A government amendment made by Baroness Wilcox (Conservative), following a previous debate in the House, was agreed by the members of the Lords. This amendment to Clause 21 detailed was a minor and technical change to reflect the Arbitration (Scotland) Act 2010.
Lord Knight of Weymouth (Labour) moved the second and last amendment in light of farmers blockading dairy processors and crisis talks held at the Royal Welsh Show over the weekend.
He explained the amendment ensures: '... in clear English that the groceries code supply order is defined to include, "any subsequent order made" by the Competition Commission under Section 161 of the Enterprise Act 2002.'
He questioned the minister on possible policy from Defra or BIS following talks at the weekend. He also asked whether the code will apply only to large supermarkets and its direct suppliers and whether the Competition Commission will revise or devise a code to cover prices across the dairy supply chain.
Baroness Wilcox responded and explained that Lord Knight's technical amendment ensures that 'references to the groceries supply order will refer to the order as varied, if that order is subsequently varied' and explained that in the bill's current status this is the government's intention. She said: 'It would not make sense for the adjudicator to exercise his or her enforcement and compliance functions by reference to a version of the order which was different from the version binding the retailers at the relevant time.'
Lord Knight withdrew his amendment and the bill completed its passage through the House of Lords. The bill will be reprinted with the Lords amendments and considered by the House of Commons after summer recess. The bill may return to the House of Lords if the House of Commons make changes to the bill and agreement and clarification is required - this is known as ping pong.
The Groceries Code Adjudicator Bill so far
About the Groceries Code Adjudicator Bill
The bill was introduced in the House of Lords on 10 May and examines the practices of larger supermarket chains with regard to their suppliers, including farmers and small-scale producers.

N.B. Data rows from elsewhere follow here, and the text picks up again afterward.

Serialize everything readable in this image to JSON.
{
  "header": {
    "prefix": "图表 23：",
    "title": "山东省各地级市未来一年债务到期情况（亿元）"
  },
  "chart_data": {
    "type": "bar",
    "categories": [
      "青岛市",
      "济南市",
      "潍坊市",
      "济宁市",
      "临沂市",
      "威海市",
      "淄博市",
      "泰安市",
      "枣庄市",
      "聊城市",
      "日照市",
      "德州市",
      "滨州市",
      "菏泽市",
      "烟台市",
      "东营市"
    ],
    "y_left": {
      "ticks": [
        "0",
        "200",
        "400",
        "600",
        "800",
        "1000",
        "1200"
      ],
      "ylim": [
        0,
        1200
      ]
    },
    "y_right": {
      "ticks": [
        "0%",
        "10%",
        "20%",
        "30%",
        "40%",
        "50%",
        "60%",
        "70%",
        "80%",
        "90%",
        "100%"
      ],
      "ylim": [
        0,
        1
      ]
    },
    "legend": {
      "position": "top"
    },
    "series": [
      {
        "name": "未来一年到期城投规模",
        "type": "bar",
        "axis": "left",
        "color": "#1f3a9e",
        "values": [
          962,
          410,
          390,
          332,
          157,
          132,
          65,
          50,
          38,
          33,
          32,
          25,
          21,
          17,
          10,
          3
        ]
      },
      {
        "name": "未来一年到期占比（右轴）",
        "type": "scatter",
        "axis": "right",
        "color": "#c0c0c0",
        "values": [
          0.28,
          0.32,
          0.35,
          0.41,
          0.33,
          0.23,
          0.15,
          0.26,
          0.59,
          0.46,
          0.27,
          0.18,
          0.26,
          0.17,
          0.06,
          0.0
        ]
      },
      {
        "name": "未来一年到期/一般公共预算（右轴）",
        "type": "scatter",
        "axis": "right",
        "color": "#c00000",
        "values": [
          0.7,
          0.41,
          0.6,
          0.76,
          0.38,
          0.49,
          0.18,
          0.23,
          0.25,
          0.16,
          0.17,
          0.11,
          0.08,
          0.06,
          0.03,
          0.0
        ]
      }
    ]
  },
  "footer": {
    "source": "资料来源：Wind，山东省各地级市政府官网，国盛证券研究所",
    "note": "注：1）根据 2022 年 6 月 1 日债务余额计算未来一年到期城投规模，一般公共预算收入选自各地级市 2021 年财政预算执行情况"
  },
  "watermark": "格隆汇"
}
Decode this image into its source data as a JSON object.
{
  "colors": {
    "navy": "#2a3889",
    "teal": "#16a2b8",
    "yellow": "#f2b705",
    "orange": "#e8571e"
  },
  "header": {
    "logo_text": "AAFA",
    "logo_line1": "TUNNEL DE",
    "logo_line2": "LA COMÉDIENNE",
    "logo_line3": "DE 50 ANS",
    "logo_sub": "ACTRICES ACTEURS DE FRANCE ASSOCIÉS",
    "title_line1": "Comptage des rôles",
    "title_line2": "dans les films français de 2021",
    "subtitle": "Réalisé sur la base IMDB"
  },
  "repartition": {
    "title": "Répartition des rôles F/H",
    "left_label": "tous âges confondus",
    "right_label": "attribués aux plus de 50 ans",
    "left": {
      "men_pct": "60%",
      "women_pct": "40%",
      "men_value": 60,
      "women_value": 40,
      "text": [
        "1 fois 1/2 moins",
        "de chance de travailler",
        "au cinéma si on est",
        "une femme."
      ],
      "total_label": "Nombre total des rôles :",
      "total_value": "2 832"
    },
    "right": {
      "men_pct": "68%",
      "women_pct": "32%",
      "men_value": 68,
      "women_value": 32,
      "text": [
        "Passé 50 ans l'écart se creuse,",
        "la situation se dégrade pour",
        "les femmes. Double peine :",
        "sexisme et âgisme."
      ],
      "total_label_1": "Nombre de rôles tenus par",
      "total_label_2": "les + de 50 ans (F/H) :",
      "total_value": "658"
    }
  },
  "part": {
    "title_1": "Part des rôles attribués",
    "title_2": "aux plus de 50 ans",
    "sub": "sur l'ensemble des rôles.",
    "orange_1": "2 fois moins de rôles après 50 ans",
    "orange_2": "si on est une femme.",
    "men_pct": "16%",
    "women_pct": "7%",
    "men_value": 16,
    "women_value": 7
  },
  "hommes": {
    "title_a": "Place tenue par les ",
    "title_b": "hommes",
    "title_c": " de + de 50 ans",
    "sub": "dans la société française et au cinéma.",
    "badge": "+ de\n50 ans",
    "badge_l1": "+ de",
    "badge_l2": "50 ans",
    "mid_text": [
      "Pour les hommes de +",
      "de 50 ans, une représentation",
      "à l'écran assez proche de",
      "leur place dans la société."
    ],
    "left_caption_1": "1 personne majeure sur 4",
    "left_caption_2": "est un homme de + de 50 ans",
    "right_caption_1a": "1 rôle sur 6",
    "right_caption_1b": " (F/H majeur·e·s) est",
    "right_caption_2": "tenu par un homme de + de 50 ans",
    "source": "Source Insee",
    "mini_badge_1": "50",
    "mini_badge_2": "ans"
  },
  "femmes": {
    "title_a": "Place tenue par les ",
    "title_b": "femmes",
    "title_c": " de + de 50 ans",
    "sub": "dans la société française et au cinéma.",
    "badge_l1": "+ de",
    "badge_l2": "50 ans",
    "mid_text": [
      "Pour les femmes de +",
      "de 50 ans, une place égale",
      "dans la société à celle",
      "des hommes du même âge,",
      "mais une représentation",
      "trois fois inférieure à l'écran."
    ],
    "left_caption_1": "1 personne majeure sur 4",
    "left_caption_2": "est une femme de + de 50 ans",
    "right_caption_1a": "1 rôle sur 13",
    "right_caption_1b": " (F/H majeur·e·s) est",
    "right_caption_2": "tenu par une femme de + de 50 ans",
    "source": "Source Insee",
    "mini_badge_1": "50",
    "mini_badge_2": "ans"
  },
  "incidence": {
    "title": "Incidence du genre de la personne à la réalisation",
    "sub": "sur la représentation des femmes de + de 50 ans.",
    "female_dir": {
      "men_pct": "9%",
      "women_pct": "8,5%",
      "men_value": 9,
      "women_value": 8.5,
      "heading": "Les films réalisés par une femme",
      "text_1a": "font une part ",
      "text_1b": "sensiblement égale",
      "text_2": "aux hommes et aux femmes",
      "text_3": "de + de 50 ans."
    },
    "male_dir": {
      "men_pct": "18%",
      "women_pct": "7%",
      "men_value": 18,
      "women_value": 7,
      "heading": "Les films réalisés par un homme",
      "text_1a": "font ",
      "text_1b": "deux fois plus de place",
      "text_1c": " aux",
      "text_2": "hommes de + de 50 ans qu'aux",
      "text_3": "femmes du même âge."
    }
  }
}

Following a Competition Commission report published in 2008 concerns were raised that retailers were demanding retrospective charges from suppliers and altering contractual arrangements.
The new groceries code will apply to the UK's ten 'large' retailers, each with a turnover of more than one billion pounds in groceries. The code will ensure that retailers:
- deal fairly and lawfully with suppliers
- do not vary supply agreements retrospectively
- pay suppliers within a reasonable time.
What is third reading?
Third reading in the chamber is the final chance for the Lords to debate and change the contents of the bill. At least three sitting days usually pass between report stage and third reading.
The day before third reading starts, amendments (proposals for change) are published in a marshalled list – in which all the amendments are placed in order. Amendments on related subjects are grouped together and a list ('groupings of amendments') is published on the day.
Unlike the House of Commons, amendments can be made at third reading in the House of Lords, provided the issue has not been fully considered and voted on at an earlier stage.
Amendments at third reading in the Lords are often used to clarify specific parts of the bill and to allow the government to make good any promises of changes to the bill made at earlier stages.
The Groceries Code Adjudicator Bill started in the Lords. It will go to the House of Commons for its first reading. The Commons reprints the bill with the Lords amendments.